Can Bupropion (Wellbutrin) be administered in the presence of acute hepatic toxicity?

From the Guidelines

Wellbutrin should not be given to patients with acute liver toxicity. This medication is metabolized by the liver, and impaired liver function can lead to increased blood levels of the drug, potentially causing serious side effects or toxicity 1. Patients with acute liver injury may experience reduced clearance of Wellbutrin, leading to accumulation of the drug and its metabolites in the body. The risk of seizures, which is already a concern with Wellbutrin, may be further increased in the setting of liver dysfunction.

Key Considerations

• The American Association for the Study of Liver Diseases (AASLD) recommends discontinuing all but essential medications in the setting of acute liver failure due to possible drug hepatotoxicity 1.
• Alternative antidepressant medications that are less dependent on hepatic metabolism, such as certain selective serotonin reuptake inhibitors (SSRIs), may be safer options for patients with liver impairment.
• All medications should be used cautiously in patients with liver impairment, and liver function tests should be monitored regularly.

Clinical Implications

• Once the acute liver toxicity has resolved and liver function has normalized, Wellbutrin therapy could potentially be reconsidered, but this should only be done under close medical supervision 1.
• It is essential to weigh the potential benefits of Wellbutrin against the risks of liver toxicity and to consider alternative treatment options that may be safer for patients with liver impairment.

From the FDA Drug Label

The elimination of the major metabolites of bupropion may be affected by reduced renal or hepatic function, because they are moderately polar compounds and are likely to undergo further metabolism or conjugation in the liver prior to urinary excretion Bupropion is extensively metabolized in the liver to active metabolites, which are further metabolized and subsequently excreted by the kidneys. The effect of hepatic impairment on the pharmacokinetics of bupropion was characterized in 2 single-dose trials, one in subjects with alcoholic liver disease and one in subjects with mild to severe cirrhosis In addition, in patients with severe hepatic cirrhosis, the bupropion C max and AUC were substantially increased (mean difference: by approximately 70% and 3-fold, respectively) and more variable when compared to values in healthy volunteers; the mean bupropion half-life was also longer (29 hours in subjects with severe hepatic cirrhosis vs. 19 hours in healthy subjects)

Key Points:

• Bupropion is extensively metabolized in the liver to active metabolites.
• Hepatic impairment can affect the pharmacokinetics of bupropion.
• In patients with severe hepatic cirrhosis, bupropion C max and AUC were substantially increased.
• The mean bupropion half-life was also longer in patients with severe hepatic cirrhosis.
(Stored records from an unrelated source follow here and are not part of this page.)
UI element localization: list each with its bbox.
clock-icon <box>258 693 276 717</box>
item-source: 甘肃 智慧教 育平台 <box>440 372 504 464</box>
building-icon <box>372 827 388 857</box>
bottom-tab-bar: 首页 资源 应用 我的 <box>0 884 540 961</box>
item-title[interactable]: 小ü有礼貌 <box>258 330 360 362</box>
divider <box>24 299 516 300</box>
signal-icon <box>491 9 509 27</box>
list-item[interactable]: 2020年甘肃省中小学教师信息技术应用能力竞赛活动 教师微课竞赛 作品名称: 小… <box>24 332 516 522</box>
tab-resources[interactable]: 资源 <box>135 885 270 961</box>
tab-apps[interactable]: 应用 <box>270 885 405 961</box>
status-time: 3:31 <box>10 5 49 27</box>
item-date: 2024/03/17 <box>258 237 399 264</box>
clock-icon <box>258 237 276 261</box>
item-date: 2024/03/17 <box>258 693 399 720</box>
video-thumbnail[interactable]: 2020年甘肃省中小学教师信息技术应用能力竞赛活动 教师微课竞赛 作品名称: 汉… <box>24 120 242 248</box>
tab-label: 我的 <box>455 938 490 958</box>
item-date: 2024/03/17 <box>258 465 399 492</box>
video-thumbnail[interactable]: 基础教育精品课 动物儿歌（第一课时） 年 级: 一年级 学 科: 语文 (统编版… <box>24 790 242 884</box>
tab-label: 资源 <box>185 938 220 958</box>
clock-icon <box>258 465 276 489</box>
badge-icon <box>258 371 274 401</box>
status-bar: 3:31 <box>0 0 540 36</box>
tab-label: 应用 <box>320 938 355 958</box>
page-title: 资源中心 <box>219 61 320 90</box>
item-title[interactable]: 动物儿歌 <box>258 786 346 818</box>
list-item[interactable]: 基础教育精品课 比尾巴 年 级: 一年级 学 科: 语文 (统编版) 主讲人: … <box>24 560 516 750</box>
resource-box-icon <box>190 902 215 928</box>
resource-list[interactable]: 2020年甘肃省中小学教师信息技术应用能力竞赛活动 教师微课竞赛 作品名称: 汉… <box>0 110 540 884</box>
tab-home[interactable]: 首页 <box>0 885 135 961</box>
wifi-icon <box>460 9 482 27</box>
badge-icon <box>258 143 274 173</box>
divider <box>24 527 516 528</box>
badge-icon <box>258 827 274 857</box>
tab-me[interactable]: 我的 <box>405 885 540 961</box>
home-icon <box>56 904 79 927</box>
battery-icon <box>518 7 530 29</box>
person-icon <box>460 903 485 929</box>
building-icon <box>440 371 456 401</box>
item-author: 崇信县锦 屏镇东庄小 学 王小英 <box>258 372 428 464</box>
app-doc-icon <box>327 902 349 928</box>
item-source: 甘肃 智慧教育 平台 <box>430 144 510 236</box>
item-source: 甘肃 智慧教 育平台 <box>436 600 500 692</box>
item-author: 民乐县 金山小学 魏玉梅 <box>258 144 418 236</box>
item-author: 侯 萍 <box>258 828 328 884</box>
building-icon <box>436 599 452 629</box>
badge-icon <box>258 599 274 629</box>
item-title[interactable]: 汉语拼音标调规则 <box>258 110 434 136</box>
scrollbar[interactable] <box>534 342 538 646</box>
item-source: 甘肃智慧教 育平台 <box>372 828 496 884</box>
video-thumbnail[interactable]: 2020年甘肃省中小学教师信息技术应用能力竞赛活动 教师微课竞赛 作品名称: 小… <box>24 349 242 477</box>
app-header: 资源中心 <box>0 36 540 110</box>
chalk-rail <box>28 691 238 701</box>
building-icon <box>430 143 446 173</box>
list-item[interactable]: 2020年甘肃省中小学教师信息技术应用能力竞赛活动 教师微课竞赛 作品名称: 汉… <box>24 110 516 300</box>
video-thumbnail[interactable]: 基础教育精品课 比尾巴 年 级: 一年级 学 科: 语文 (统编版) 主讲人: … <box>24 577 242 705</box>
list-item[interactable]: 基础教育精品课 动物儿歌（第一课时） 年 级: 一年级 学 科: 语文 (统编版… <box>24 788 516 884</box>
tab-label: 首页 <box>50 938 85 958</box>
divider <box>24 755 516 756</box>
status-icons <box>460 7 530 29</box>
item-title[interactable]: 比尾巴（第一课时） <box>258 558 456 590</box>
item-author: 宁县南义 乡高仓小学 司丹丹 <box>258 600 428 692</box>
Bupropion should be used with caution in patients with hepatic impairment. The drug label recommends considering a reduced frequency and/or dose in these patients 2.

From the Research

Wellbutrin and Acute Liver Toxicity

• Wellbutrin, also known as bupropion, is an antidepressant that can cause hepatotoxicity in some patients 3.
• The mechanism of bupropion-induced hepatotoxicity is considered to be predominantly immune-mediated, with a short latency period of 1-6 weeks 3.
• According to a case report, bupropion-induced hepatotoxicity can occur rapidly, with significant derangement of liver transaminases after just 6 days of treatment 3.
• The incidence of bupropion-induced hepatotoxicity is quoted to affect between 0.1% and 1% of treated patients, with either a hepatocellular and/or cholestatic pattern of damage 3.

Monitoring and Management

• Monitoring of liver function tests is crucial when prescribing bupropion, as most cases of hepatic damage are reversible when detected early 4, 3.
• Immediate discontinuation of bupropion is recommended upon abnormal lab findings or signs and symptoms of liver dysfunction 4, 3.
• Understanding drug-induced liver injury associated with antidepressants, including bupropion, is essential to optimize outcomes for antidepressant treatment 4.

Comparison with Other Hepatotoxic Agents

• Unlike acetaminophen, which can cause severe liver injury and acute liver failure after intentional and unintentional overdoses, bupropion-induced hepatotoxicity is considered a rare adverse effect 5.
• Other antidepressants, such as paroxetine, fluoxetine, and sertraline, have also been associated with hepatotoxicity, although the incidence and mechanisms may differ from bupropion 4, 6.